Relatório do Banco Interamericano de Desenvolvimento indica que o país precisaria aplicar o dobro do patamar atual para garantir competitividade e serviços essenciais.
O Brasil continua enfrentando um gargalo histórico em seu desenvolvimento: o baixo nível de investimento em infraestrutura. Atualmente, o país aporta cerca de 2% do seu Produto Interno Bruto (PIB) no setor, volume que representa menos da metade do mínimo necessário para sustentar um crescimento econômico robusto e reduzir desigualdades sociais. Segundo o Banco Interamericano de Desenvolvimento (BID), a meta ideal para o Brasil seria de, ao menos, 4,5% do PIB.
A escassez de recursos impacta diretamente a qualidade de serviços fundamentais, como o saneamento básico, a logística de transportes e a segurança energética.
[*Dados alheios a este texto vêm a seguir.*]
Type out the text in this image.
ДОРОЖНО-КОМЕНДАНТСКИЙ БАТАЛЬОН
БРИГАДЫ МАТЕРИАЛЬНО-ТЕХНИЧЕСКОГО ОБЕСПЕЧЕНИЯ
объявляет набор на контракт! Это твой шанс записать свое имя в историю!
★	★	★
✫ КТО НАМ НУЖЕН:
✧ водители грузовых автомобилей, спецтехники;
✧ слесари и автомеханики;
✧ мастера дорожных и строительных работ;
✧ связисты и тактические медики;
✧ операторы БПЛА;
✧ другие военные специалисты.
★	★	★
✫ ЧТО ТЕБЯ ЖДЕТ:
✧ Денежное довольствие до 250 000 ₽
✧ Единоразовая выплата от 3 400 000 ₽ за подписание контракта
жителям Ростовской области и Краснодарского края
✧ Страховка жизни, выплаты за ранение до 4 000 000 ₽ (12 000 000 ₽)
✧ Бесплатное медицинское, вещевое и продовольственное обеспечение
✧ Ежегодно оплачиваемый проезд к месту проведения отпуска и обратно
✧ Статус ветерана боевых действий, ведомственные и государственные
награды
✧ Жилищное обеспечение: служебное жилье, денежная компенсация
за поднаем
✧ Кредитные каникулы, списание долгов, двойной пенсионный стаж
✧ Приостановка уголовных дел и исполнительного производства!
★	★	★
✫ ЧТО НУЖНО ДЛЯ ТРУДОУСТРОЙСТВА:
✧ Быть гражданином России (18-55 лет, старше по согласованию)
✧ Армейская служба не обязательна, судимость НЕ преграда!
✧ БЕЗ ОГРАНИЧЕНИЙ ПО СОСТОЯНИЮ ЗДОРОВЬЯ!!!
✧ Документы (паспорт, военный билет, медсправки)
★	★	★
Além da falta de verba, o país sofre com a ausência de dados consolidados, o que dificulta a definição de prioridades e compromete a eficiência das políticas públicas. Relatórios da OCDE reforçam que a baixa transparência e a incerteza regulatória ainda são grandes entraves para atrair capital privado.
O Índice Infra-BR: Um raio-X da infraestrutura nacional
Como resposta a essa lacuna de informações, o Conselho Federal de Engenharia e Agronomia (Confea) lançou o Infra-BR. O índice avalia as condições de infraestrutura nos 26 estados e no Distrito Federal, utilizando 67 indicadores divididos em seis dimensões estratégicas:
- Mobilidade e Logística
- Saneamento e Resíduos
- Energia e Telecomunicações
- Meio Ambiente
- Desenvolvimento Social
- Capacidade Institucional
“O maior obstáculo hoje não é apenas a falta de dinheiro, mas identificar onde aplicá-lo com precisão. Com o Infra-BR, conseguimos distinguir o que é emergencial do que demanda planejamento de longo prazo”, afirma Vinicius Marchese, presidente do Confea.
Desigualdades Regionais: O Abismo entre Norte e Sul
Os dados do Infra-BR revelam uma realidade de contrastes profundos no território brasileiro. Enquanto o Distrito Federal lidera o ranking com 74,67 pontos, o Acre ocupa a última posição, com apenas 28,46 pontos.
| Região | Panorama de Infraestrutura |
| Sul e Sudeste | Concentram os melhores índices, com destaque para energia e conectividade. |
| Centro-Oeste | Apresenta evolução positiva, impulsionada pela logística do agronegócio. |
| Nordeste | O saneamento básico permanece como o maior gargalo, especialmente em Pernambuco e Maranhão. |
| Norte | Enfrenta os maiores desafios logísticos e de acesso a serviços básicos. |
A importância de métricas claras
A falta de indicadores precisos pode levar governos a focar apenas na execução do orçamento, sem medir o impacto real na vida do cidadão.
“Sem métricas, corre-se o risco de investir em obras que não resolvem o problema estrutural. O índice permite identificar desigualdades territoriais e lacunas de informação que antes eram invisíveis”, observa Telma Hoyler, doutora em Ciência Política pela USP e consultora na formulação do Infra-BR.
Com a implementação de novos marcos legais, como o do Saneamento e o de Ferrovias, a expectativa é que a participação da iniciativa privada ajude a elevar o patamar de investimentos para além dos 2% atuais, aproximando o Brasil das metas estabelecidas pelas agências internacionais.